Like them or not, ereaders are quickly taking off. Which raises the question, did market research predict the rise of ereaders? It is an interesting question when we consider that ereaders are a disruptive innovation. In fact, forms of ebooks have been around for a long time without ever taking off in terms of consumer behaviour.
Pew Research survey results show that ownership of ereaders in the United States rose from 2% in April 2009 to 12% in May of 2011. Harris Interactive has the current U.S. ownership at 15% in September. Though 15% ownership is still low, a number of factors suggests that the pace of adoption will continue to rise.
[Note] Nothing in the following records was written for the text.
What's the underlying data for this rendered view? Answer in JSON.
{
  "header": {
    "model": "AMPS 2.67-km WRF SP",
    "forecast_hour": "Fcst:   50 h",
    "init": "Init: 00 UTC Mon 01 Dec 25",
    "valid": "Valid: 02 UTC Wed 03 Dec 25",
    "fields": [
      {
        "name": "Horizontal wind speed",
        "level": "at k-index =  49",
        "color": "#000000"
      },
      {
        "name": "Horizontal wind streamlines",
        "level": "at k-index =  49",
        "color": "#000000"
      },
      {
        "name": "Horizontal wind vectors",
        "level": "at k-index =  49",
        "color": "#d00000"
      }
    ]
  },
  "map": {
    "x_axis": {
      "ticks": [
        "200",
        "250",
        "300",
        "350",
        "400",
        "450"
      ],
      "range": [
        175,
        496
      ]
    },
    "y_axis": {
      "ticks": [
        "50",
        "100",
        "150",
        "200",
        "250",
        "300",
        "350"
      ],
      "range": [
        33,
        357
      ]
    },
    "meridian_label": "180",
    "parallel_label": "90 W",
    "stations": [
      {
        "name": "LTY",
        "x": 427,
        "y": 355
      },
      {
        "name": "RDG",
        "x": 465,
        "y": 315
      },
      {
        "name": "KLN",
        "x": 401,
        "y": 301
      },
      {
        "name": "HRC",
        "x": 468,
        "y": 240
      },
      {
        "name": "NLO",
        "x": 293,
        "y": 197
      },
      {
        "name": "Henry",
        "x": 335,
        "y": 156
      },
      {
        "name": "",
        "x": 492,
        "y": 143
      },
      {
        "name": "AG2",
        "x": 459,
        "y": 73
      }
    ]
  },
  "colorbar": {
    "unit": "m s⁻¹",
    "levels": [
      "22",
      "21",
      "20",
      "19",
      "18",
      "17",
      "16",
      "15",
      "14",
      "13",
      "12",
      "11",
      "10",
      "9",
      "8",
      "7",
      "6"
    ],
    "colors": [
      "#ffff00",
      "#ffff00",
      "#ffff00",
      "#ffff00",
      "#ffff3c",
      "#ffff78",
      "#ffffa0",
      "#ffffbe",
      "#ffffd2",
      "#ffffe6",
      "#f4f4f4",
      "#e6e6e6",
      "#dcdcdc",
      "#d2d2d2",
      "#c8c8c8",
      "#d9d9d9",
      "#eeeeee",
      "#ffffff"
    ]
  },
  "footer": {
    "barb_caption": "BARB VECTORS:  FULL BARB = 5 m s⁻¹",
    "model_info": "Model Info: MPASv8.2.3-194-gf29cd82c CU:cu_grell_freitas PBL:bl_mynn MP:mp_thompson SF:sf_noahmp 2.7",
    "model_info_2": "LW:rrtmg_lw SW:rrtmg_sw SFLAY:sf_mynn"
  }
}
These include, relatively low cost, and a widespread appeal that reaches beyond the normal, youth and male oriented early adopter set.
The only real barriers to adoption are (1) that lower income and education groups have so far been slower to embrace the ereader; and (2) the size of the book-reading population is not 100%.
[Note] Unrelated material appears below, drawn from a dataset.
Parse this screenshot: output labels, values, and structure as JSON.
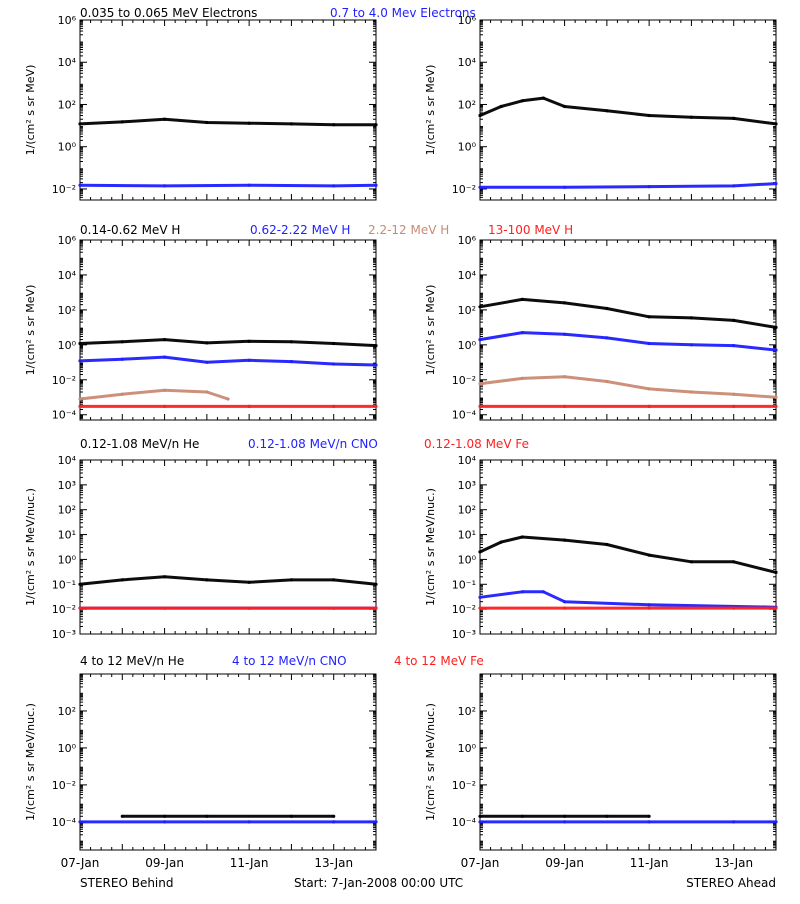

There is no question that ereaders are disruptive. So far, I have not found a public poll from before 2009 that shows the figures, but we would expect many people (probably a majority) would express low interest in ebooks by expressing traditional opinions about wanting to have the book to share, to be able to feel the pages, and about not being tied to technology.
These anti-change views about a new way of doing things is not new and all new technologies face this resistance (a variation of an existing product, e.g. a new flavour or a new feature does not raise this problem). In market research terms, this results in low expected take-up of the technology that confound organizations who believe they have good ideas and lead to a risky proposition when introducing the product.
One approach is to focus on the early adopter population — people who have values and behaviours that make them open to new things. Early adopters, if they view the product highly can be advocates, but their openness to trying new things means that their willingness to try is only the first step (and even they may resist truly revolutionary changes).
Consider the recent post by Mitch Joel, who walks the reader through his own conversion to ebooks. The post really shows how digital changes the game — perhaps in a way that you might not have predicted if you were imagining ebooks ten years ago.
The real key for a disruptive product is that it must functionally do for the consumer what he or she cannnot really imagine when they are thinking of the product in the abstract. It is why so many of us use digital music (as opposed to better analogue music), carry cell phones, and now read books online.
And market research must be read carefully with such disruptive technologies. Focus, for example, on what people like/dislike about the old not about how they react to the idea.